O cidadão coçou a cabeça  por baixo de seu chapéu oficial, ficou vermelho e mais sisudo. Pensei até que fosse me  jogar pela janela. Alguns momentos de silêncio para mim uma eternidade. Por fim o guarda sentenciou: o senhor desce na próxima Estação e espera outro trem. Pensei com meus botões: ainda bem que não me entregou à Policia, pois eu devia pagar uma multa bastante gorda. Desci em uma cidadezinha desconhecida, plantada nos contrafortes dos Apeninos. Parecia-me um planeta desconhecido, um mundo onde ninguém jamais me vira nem eu conhecia ninguém.
Que fazer? Não podia ir nem para frente nem para trás. O trem que eu devia tomar em Termini já havia passado. Retornar a Roma  a pé, nem pensar. Tentar uma carona. Dificilmente conseguiria. Pensei nos missionários de Verona que me esperavam e no Superior na Casa Geral que me havia entregue aquela incumbência. Quase que me veio vontade de chorar em terra estrangeira. Pensei em encontrar algum brasileiro e pedir socorro. Seria muita sorte, como  encontrar uma agulha num palheiro. Vamos à luta, pensei e comecei a caminhar subindo as ruas do povoado colinoso.
Veio-me então o pensamento de procurar o pároco da cidade. Perguntei onde ficava a paróquia. Os primeiros a quem abordei, pasmem, não souberam me informar nada. Galgando a colina com minha pastinha na mão. De vez em quando a abria para ver se encontrava alguma Lirazinha.  Meu olhar perscrutava as cumeadas, ansiando por descobrir alguma cruz que denunciasse a presença salvadora de uma Igreja. Coragem e esperança até que não me faltavam. Sentia-me cansado e faminto. Alguma coisa me sugeria que eu encontraria uma ajuda e chegaria em tempo para celebrar a Missa dos jovens veronenses marcada para a noite.
Interroguei algumas senhoras que transitavam nas calçadas. Elas, supunha eu, eram mais religiosas que os homens e poderiam me dizer onde ficava a Igreja, ou onde morava algum padre. Finalmente uma delas me orientou. Ficou sentida com minha história e pensei até que me fosse arrumar alguma Lira. Coitada, nem sempre elas andam com dinheiro. Aquela não portava nem mesmo uma bolsa.
A Igreja estava aberta, deserta e friorenta, vazia de fiéis. Procurei o escritório do pároco. Chegou alguém e me apontou onde ficava. A porta fechada, quase me trouxe um calafrio, pois pensei que não havia ninguém no interior daquele recinto. A temperatura gélida obrigava as pessoas fecharem os ambientes. Eu tinha o  coração nas mãos para que não caísse no chão. Bati na madeira dura e gelada. Do outro lado ouvi uma voz rouca e profunda que me mandava entrar.

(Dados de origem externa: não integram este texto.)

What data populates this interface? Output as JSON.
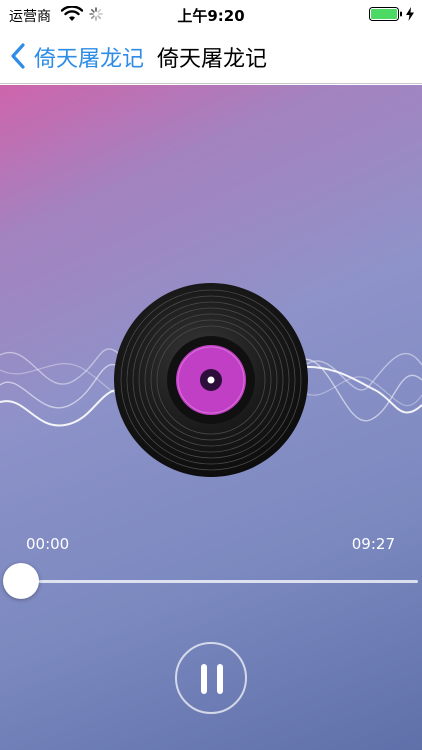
{
  "status_bar": {
    "carrier": "运营商",
    "time": "上午9:20",
    "icons": [
      "wifi-icon",
      "activity-spinner-icon",
      "battery-icon",
      "charging-icon"
    ],
    "battery_level": 1.0,
    "battery_color": "#4cd964"
  },
  "nav": {
    "back_label": "倚天屠龙记",
    "title": "倚天屠龙记",
    "accent_color": "#2d8ce6"
  },
  "player": {
    "current_time": "00:00",
    "total_time": "09:27",
    "progress": 0.0,
    "control_icon": "pause-icon",
    "disc_label_color": "#c03fc4"
  }
}
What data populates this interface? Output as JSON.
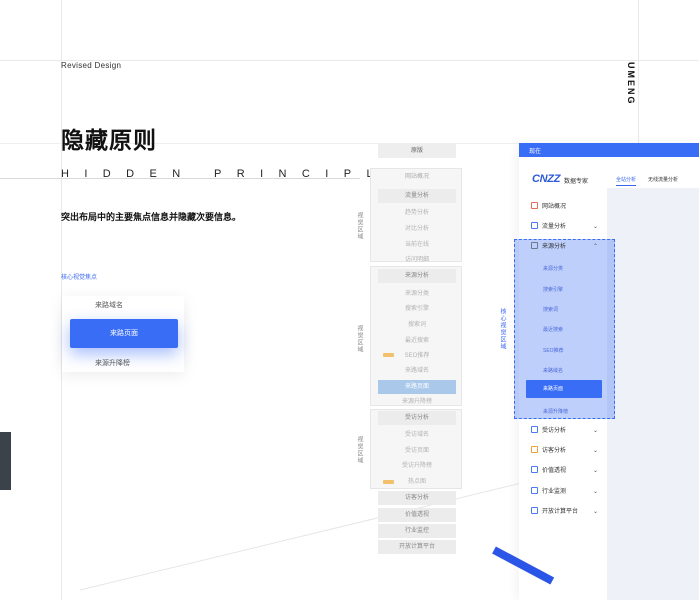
{
  "header": {
    "revised": "Revised Design",
    "brand_vertical": "UMENG",
    "title_cn": "隐藏原则",
    "title_en": "HIDDEN PRINCIPLES",
    "subtitle": "突出布局中的主要焦点信息并隐藏次要信息。"
  },
  "demo": {
    "core_label": "核心视觉焦点",
    "items": [
      "来路域名",
      "来路页面",
      "来源升降榜"
    ]
  },
  "wireframe": {
    "top_label": "原版",
    "side_labels": [
      "视觉区域",
      "视觉区域",
      "视觉区域"
    ],
    "rows": [
      {
        "label": "网站概况",
        "kind": "plain"
      },
      {
        "label": "流量分析",
        "kind": "head"
      },
      {
        "label": "趋势分析",
        "kind": "sub"
      },
      {
        "label": "对比分析",
        "kind": "sub"
      },
      {
        "label": "当前在线",
        "kind": "sub"
      },
      {
        "label": "访问明细",
        "kind": "sub"
      },
      {
        "label": "来源分析",
        "kind": "head"
      },
      {
        "label": "来源分类",
        "kind": "sub"
      },
      {
        "label": "搜索引擎",
        "kind": "sub"
      },
      {
        "label": "搜索词",
        "kind": "sub"
      },
      {
        "label": "最近搜索",
        "kind": "sub"
      },
      {
        "label": "SEO推荐",
        "kind": "sub"
      },
      {
        "label": "来路域名",
        "kind": "sub"
      },
      {
        "label": "来路页面",
        "kind": "hl"
      },
      {
        "label": "来源升降榜",
        "kind": "sub"
      },
      {
        "label": "受访分析",
        "kind": "head"
      },
      {
        "label": "受访域名",
        "kind": "sub"
      },
      {
        "label": "受访页面",
        "kind": "sub"
      },
      {
        "label": "受访升降榜",
        "kind": "sub"
      },
      {
        "label": "热点图",
        "kind": "sub"
      },
      {
        "label": "访客分析",
        "kind": "bottom"
      },
      {
        "label": "价值透视",
        "kind": "bottom"
      },
      {
        "label": "行业监控",
        "kind": "bottom"
      },
      {
        "label": "开放计算平台",
        "kind": "bottom"
      }
    ]
  },
  "panel": {
    "top_label": "现在",
    "core_side_label": "核心视觉区域",
    "logo": "CNZZ",
    "logo_sub": "数据专家",
    "tabs": [
      "全站分析",
      "无线流量分析"
    ],
    "nav": [
      {
        "label": "网站概况",
        "icon": "grid-icon",
        "color": "#e36f5b",
        "chev": ""
      },
      {
        "label": "流量分析",
        "icon": "chart-icon",
        "color": "#4c7cf0",
        "chev": "⌄"
      },
      {
        "label": "来源分析",
        "icon": "globe-icon",
        "color": "#6c7a8d",
        "chev": "⌃"
      },
      {
        "label": "受访分析",
        "icon": "refresh-icon",
        "color": "#4c7cf0",
        "chev": "⌄"
      },
      {
        "label": "访客分析",
        "icon": "user-icon",
        "color": "#f0a03a",
        "chev": "⌄"
      },
      {
        "label": "价值透视",
        "icon": "layers-icon",
        "color": "#4c7cf0",
        "chev": "⌄"
      },
      {
        "label": "行业监测",
        "icon": "monitor-icon",
        "color": "#4c7cf0",
        "chev": "⌄"
      },
      {
        "label": "开放计算平台",
        "icon": "send-icon",
        "color": "#4c7cf0",
        "chev": "⌄"
      }
    ],
    "sub": [
      "来源分类",
      "搜索引擎",
      "搜索词",
      "最近搜索",
      "SEO推荐",
      "来路域名",
      "来路页面",
      "来源升降榜"
    ]
  }
}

Empurrei a porta e divisei uma figura de barbas brancas e longas. Um religioso envolto num burel castanho apertava nos lábios um longo e gordo charuto, cuja nuvem de fumaça deixou-me meio tonto. Era um frade franciscano já provecto. À primeira vista, aquele servo de Deus não me impressionou mal. Fiquei mais animado.
Em silêncio, olhos baixos, o frei escutou minha história. Sua fisionomia não me adiantava nada sobre a decisão que tomaria a meu respeito. Quando lhe disse que era Vice-diretor da Casa Geral dos Salesianos em Roma, olhou-me, puxou a gaveta e me entregou trinta mil Liras. Senti vontade de abraçá-lo, mesmo já enjoado com o odor da sua barba e o perfume penetrante do seu havana. Disse-lhe que retornaria para pagá-lo. Não precisa, afirmou. Reze uma Ave Maria por mim. Trinta mil Liras eram bastante. Deu para comprar outra passagem, uma merenda e ainda sobrou algo. Procurei retornar e visitar aquele religioso. Não foi possível.
Cheguei em Verona, a tempo para celebrar o ato religioso. No dia seguinte, apos visitar um pouco a cidade, retornei a Roma.